Une indemnité d’occupation sera fixée dans les termes du présent dispositif.
Sur la subrogation
Selon l’article 1346-1 du code civil : La subrogation conventionnelle s’opère à l’initiative du créancier lorsque celui-ci, recevant son paiement d’une tierce personne, la subroge dans ses droits contre le débiteur.
Cette subrogation doit être expresse.
Elle doit être consentie en même temps que le paiement, à moins que, dans un acte antérieur, le subrogeant n’ait manifesté la volonté que son cocontractant lui soit subrogé lors du paiement. La concomitance de la subrogation et du paiement peut être prouvée par tous moyens.
Il est versé aux débats l’acte de cautionnement mais une seule quittance subrogative au profit de la société SEYNA pour un montant de 377 euros.
En conséquence, Monsieur [V] [W] [X] [U] sera condamné à payer au titre de la dette locative, la somme de 1.406 euros à Monsieur [E] [T] et celle de 377 euros à la société SEYNA avec intérêts au taux légal à compter de l’assignation du 05 juin 2025.
Sur les autres demandes :
Il n’est pas inéquitable compte tenu de la situation du débiteur de laisser à la charge de la société SEYNA le montant de ses frais irrépétibles.
La partie défenderesse qui succombe sera cependant condamnée aux dépens, qui comprendront le coût du commandement du 25 février 2025
PAR CES MOTIFS
Le juge des contentieux et de la protection du tribunal de proximité de Pontoise, statuant par jugement réputé contradictoire, mis à disposition au greffe, et en premier ressort ;
Déclare recevables les demandes de Monsieur [E] [T] et de la société SEYNA.

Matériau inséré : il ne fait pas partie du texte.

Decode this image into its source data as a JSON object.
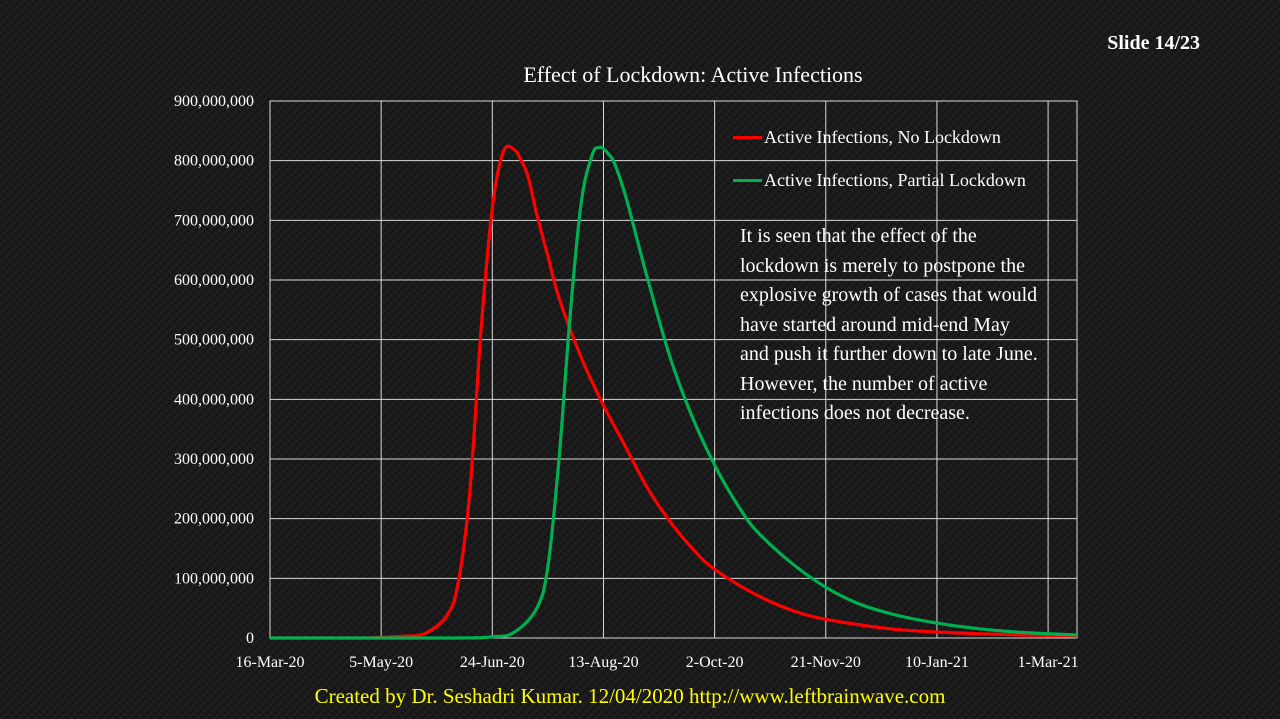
{
  "slide": {
    "number_label": "Slide 14/23"
  },
  "credit": {
    "text": "Created by Dr. Seshadri Kumar. 12/04/2020 http://www.leftbrainwave.com"
  },
  "annotation": {
    "text": "It is seen that the effect of the lockdown is merely to postpone the explosive growth of cases that would have started around mid-end May and push it further down to late June. However, the number of active infections does not decrease."
  },
  "chart_data": {
    "type": "line",
    "title": "Effect of Lockdown: Active Infections",
    "xlabel": "",
    "ylabel": "",
    "x_tick_labels": [
      "16-Mar-20",
      "5-May-20",
      "24-Jun-20",
      "13-Aug-20",
      "2-Oct-20",
      "21-Nov-20",
      "10-Jan-21",
      "1-Mar-21"
    ],
    "x_tick_days": [
      0,
      50,
      100,
      150,
      200,
      250,
      300,
      350
    ],
    "xlim_days_from_start": [
      0,
      363
    ],
    "y_tick_labels": [
      "0",
      "100,000,000",
      "200,000,000",
      "300,000,000",
      "400,000,000",
      "500,000,000",
      "600,000,000",
      "700,000,000",
      "800,000,000",
      "900,000,000"
    ],
    "ylim": [
      0,
      900000000
    ],
    "grid": true,
    "legend_position": "top-right",
    "series": [
      {
        "name": "Active Infections, No Lockdown",
        "color": "#ff0000",
        "x_days": [
          0,
          40,
          50,
          60,
          70,
          80,
          85,
          90,
          95,
          100,
          105,
          110,
          113,
          115,
          117,
          120,
          125,
          130,
          140,
          150,
          160,
          170,
          180,
          190,
          200,
          220,
          240,
          260,
          280,
          300,
          320,
          340,
          363
        ],
        "values": [
          0,
          0,
          1000000,
          3000000,
          8000000,
          40000000,
          100000000,
          250000000,
          520000000,
          720000000,
          815000000,
          818000000,
          800000000,
          785000000,
          760000000,
          710000000,
          640000000,
          570000000,
          470000000,
          390000000,
          320000000,
          250000000,
          195000000,
          150000000,
          115000000,
          70000000,
          40000000,
          25000000,
          15000000,
          10000000,
          7000000,
          5000000,
          3000000
        ]
      },
      {
        "name": "Active Infections, Partial Lockdown",
        "color": "#00b050",
        "x_days": [
          0,
          80,
          100,
          110,
          120,
          125,
          130,
          135,
          140,
          145,
          148,
          150,
          152,
          155,
          160,
          165,
          170,
          180,
          190,
          200,
          210,
          220,
          240,
          260,
          280,
          300,
          320,
          340,
          363
        ],
        "values": [
          0,
          0,
          2000000,
          10000000,
          50000000,
          120000000,
          300000000,
          540000000,
          730000000,
          810000000,
          822000000,
          820000000,
          812000000,
          795000000,
          740000000,
          670000000,
          600000000,
          470000000,
          370000000,
          290000000,
          225000000,
          175000000,
          110000000,
          65000000,
          40000000,
          25000000,
          15000000,
          9000000,
          5000000
        ]
      }
    ]
  }
}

Constate la résiliation de plein droit du bail conclu le18 juin 2024 entre Monsieur [E] [T] et Monsieur [V] [W] [X] [U] relativement à la chambre1 du logement situé [Adresse 4]
Ordonne en conséquence l’expulsion de Monsieur [V] [W] [X] [U] et tous occupants de son chef des lieux dont il s’agit avec si besoin l’assistance de la force publique.
Condamne Monsieur [V] [W] [X] [U] à payer à Monsieur [E] [T] la somme de 1.406 euros à Monsieur [E] [T] euros au titre des loyers impayés mois de mai 2025 inclus avec intérêts au taux légal à compter de l’assignation du 5 juin 2025.
Condamne Monsieur [V] [W] [X] [U] à payer à la société SEYNA subrogée dans les droits de Monsieur [E] [T], la somme de 377 euros au titre des loyers impayés mois de mai 2025 inclus avec intérêts au taux légal à compter de l’assignation du 5 juin 2025.
Condamne Monsieur [V] [W] [X] [U] à payer à une indemnité mensuelle d’occupation à Monsieur [E] [T] à compter du 1er juin 2025 d’un montant égal au montant du loyer et des charges qui auraient été dus, si le bail s’était poursuivi,
Dit n’y avoir lieu à application des dispositions de l’article 700 du code de procédure civile.
Rejette le surplus des demandes,
Rappelle que le sort des meubles en cas de procédure d’expulsion est régi par les articles L. 433-1 et suivants du code des procédures civiles d’exécution, lesquels permettent au bailleur de faire transporter les meubles garnissant le logement dans tout garde meuble de son choix aux frais, risques et périls du locataire,
Dit que la présente décision sera transmise par les soins du Greffe au représentant de l’Etat du Département du Val d’Oise,
Rappelle que l’exécution provisoire est de droit.
Condamne Monsieur [V] [W] [X] [U]aux dépens qui comprendront le coût du commandement de payer du 25 février 2025.